Response to Gold Card Offers Sank to Record Low, Study Finds

Consumer response to gold card offers hit a record low of 1.1% in the first quarter, while mailings remained steady, according to a study by BAI Mail Monitor.

In contrast, the overall response rate to credit card offers of all kinds was 1.4% last year, said the Tarrytown, N.Y. firm, which tracks direct-mail card offers.

"It appears that gold cards are not breaking through the clutter because they are not perceived as being markedly different from standard cards," said Robert Skolnick, executive vice president of BAI.

Furthermore, the tracking firm found the average base interest rate on gold cards has increased slightly in the first quarter, to 16%, while the introductory rate has slipped to a new low.

Recent solicitations, including those from Citibank, have offered introductory rates on gold cards as low as 5.9%.

Initial credit lines on gold cards have steadily increased as well, jumping from a $2,500 average in 1991 to $4,500 in 1995, according to BAI.

"Consumers seem to be much more aware of the value of a low base rate," primarily because of the industry's education efforts, said Mr. Skolnick. "While there are segments of the population who continue to be driven by low intro rates, response patterns suggest that consumers now are motivated by low base rates."

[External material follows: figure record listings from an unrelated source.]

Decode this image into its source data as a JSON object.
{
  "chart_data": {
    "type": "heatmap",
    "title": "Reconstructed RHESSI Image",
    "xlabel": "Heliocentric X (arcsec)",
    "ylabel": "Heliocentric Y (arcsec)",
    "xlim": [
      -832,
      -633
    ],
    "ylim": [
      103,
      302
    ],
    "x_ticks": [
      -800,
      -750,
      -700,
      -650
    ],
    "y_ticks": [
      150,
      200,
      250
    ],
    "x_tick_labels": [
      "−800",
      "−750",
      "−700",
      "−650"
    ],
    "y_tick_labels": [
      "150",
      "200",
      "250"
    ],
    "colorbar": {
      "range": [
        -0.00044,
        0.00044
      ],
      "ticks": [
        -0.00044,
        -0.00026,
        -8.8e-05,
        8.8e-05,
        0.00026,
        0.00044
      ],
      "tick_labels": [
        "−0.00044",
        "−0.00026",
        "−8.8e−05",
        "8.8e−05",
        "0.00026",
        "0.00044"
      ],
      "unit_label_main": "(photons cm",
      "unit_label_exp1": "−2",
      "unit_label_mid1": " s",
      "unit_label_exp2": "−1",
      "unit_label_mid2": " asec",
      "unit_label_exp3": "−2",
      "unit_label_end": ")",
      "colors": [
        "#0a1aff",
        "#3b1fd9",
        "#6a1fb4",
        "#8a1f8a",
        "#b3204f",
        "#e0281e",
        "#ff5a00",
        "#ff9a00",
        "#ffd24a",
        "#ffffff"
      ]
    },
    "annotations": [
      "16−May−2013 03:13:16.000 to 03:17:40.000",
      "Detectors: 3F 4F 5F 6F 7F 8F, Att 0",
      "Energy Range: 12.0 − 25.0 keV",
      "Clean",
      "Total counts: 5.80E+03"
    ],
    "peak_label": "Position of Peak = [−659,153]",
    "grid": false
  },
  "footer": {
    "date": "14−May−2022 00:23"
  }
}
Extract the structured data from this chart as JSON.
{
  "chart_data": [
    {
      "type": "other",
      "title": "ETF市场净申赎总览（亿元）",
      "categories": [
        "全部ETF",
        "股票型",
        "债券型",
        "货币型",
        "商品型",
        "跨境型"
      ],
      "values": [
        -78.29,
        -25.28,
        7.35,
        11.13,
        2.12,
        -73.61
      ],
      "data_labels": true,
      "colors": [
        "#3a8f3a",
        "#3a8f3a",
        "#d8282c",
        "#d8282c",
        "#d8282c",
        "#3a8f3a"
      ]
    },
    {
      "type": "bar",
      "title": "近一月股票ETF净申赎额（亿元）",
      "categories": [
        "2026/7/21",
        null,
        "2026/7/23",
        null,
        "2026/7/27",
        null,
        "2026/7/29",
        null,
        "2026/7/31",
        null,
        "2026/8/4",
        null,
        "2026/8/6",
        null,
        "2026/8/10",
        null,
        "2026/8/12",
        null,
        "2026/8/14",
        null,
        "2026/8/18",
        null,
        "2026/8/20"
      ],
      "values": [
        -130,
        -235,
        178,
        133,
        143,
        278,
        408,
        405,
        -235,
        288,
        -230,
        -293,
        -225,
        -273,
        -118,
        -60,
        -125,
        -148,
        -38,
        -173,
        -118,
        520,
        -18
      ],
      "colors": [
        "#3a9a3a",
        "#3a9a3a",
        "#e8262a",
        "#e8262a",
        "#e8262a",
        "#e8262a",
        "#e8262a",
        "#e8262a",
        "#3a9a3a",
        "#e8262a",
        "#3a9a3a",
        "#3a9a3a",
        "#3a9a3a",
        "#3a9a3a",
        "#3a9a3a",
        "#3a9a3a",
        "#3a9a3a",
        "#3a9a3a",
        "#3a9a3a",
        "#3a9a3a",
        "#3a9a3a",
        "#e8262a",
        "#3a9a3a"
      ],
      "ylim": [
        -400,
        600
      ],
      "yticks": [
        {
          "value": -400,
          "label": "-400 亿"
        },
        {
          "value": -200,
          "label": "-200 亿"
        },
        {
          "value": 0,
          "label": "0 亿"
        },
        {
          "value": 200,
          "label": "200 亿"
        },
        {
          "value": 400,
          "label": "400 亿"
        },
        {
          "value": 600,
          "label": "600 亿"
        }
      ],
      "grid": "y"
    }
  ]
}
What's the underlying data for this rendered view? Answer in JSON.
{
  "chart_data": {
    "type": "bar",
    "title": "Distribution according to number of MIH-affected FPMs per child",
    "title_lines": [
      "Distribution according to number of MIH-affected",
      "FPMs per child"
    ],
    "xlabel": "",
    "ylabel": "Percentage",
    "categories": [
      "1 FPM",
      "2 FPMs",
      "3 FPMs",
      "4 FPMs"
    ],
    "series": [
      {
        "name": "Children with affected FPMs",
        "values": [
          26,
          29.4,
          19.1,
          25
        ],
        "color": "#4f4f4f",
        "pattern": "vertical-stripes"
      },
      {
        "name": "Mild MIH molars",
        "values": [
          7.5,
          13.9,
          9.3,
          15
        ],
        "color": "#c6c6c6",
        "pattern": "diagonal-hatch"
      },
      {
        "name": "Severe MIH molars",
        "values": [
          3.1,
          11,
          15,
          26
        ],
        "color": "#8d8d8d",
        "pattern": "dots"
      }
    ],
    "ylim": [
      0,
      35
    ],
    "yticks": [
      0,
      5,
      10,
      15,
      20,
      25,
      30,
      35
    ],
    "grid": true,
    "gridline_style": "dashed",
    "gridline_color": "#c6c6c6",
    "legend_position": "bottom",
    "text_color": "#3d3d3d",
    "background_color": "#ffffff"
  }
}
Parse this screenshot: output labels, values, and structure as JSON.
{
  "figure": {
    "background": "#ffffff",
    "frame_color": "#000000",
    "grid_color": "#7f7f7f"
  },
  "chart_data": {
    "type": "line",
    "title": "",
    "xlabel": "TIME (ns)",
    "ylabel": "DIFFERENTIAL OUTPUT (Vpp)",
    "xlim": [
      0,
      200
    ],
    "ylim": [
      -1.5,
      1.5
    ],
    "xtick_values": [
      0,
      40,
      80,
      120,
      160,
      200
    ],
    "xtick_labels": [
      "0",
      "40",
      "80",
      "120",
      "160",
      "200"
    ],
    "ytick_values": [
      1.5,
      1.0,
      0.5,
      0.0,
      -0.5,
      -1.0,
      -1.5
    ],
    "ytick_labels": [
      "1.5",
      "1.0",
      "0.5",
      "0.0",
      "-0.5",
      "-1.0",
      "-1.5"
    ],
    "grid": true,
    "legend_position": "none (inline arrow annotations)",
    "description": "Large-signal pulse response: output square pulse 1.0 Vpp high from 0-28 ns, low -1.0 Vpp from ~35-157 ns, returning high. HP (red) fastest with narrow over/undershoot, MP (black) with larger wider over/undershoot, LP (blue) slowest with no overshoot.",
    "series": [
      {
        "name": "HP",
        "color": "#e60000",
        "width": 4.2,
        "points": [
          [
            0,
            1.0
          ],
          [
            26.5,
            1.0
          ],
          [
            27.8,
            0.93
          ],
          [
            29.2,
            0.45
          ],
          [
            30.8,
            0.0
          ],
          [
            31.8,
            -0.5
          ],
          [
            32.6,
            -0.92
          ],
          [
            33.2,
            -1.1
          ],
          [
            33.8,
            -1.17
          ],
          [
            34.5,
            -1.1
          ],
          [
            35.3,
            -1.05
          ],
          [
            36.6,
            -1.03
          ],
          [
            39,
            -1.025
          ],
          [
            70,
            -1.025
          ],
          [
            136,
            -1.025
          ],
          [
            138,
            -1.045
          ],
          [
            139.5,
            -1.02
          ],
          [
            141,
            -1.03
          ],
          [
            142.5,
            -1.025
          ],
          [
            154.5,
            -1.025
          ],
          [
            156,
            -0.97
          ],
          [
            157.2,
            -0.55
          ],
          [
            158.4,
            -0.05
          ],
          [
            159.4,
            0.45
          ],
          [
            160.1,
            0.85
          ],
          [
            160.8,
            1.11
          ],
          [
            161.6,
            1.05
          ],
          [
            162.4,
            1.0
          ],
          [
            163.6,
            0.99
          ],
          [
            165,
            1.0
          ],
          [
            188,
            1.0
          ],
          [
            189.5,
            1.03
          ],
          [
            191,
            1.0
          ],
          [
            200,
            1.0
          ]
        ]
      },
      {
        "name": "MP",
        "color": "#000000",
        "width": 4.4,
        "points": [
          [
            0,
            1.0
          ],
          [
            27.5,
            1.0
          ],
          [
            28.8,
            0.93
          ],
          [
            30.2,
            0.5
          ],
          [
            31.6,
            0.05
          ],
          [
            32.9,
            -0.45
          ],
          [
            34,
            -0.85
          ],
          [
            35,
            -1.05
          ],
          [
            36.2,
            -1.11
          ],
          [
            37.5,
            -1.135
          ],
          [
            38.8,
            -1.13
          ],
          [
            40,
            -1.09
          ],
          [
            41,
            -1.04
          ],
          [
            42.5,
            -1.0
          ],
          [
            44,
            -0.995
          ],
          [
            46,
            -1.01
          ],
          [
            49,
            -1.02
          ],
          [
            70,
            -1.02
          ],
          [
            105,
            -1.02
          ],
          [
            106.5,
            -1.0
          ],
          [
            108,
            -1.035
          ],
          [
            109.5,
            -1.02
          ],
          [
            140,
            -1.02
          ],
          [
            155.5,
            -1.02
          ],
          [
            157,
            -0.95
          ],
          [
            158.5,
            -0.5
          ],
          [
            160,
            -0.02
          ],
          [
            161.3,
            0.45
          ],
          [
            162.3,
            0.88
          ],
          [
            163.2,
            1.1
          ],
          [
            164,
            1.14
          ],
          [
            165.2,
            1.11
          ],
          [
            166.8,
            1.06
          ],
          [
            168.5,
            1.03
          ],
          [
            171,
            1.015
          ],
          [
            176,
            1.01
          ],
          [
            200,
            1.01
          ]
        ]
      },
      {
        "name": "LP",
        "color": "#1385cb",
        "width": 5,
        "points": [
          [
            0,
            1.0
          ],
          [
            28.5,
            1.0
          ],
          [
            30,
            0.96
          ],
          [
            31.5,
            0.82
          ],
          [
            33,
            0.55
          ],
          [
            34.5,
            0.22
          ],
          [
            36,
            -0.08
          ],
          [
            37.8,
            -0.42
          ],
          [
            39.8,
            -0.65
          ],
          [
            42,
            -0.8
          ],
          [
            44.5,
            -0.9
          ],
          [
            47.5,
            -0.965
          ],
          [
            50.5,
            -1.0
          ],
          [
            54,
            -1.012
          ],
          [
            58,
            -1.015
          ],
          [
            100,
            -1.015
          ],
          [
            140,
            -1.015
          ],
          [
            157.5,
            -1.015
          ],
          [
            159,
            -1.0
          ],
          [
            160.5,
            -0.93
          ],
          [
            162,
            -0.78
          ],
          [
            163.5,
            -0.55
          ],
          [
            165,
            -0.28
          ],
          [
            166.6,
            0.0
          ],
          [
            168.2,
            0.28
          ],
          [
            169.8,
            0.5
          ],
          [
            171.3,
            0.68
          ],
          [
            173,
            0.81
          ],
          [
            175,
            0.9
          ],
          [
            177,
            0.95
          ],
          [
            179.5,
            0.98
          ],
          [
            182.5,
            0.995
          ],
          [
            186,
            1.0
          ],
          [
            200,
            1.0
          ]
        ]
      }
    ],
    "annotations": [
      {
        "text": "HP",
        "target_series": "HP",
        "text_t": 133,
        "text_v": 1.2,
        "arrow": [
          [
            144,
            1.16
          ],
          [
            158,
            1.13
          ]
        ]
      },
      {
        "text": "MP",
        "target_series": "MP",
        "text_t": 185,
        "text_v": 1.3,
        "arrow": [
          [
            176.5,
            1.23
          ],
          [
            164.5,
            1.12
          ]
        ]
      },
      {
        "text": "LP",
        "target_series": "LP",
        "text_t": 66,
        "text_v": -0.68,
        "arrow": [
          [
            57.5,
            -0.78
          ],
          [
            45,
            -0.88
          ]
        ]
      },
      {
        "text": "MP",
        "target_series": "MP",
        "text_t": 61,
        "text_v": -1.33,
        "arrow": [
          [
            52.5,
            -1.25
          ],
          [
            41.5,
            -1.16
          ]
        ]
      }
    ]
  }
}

Overall, BAI found that mailings in the first quarter were down about 8% from first quarter 1995, to 668 million.

Meanwhile, research from MasterCard International shows that the number of gold cards issued and the spending on those cards has steadily increased over a five-year period.

In 1995, spending volume on MasterCard gold cards was $79.4 billion, up from $30.2 billion in 1991. Similarly, the number of cards issued jumped from 16.1 million to 39.9 million.

The growth continued into this year. In the first quarter, gold card spending grew to $20.7 billion, $4 billion more than in the same period last year. Issuance of gold MasterCard cards grew from 34.7 million in 1995's first quarter to 41.8 million in same period of this year.

MasterCard said gold card performance was a key driver of its overall growth in the first quarter.

Issuers remain cheerleaders for the product. A spokesman for AT&T Universal Card Services said it believes "gold cards are perceived as bringing greater value and prestige compared to standard cards" but may seem less exciting now "because people have more opportunities to get them."

Said a spokesman for MBNA Corp.: "If there is a slowdown (in gold card growth), we are not seeing it." MBNA signed up a record five million new customers in the first half. In the first quarter alone it signed 2.2 million, most of whom wanted gold cards.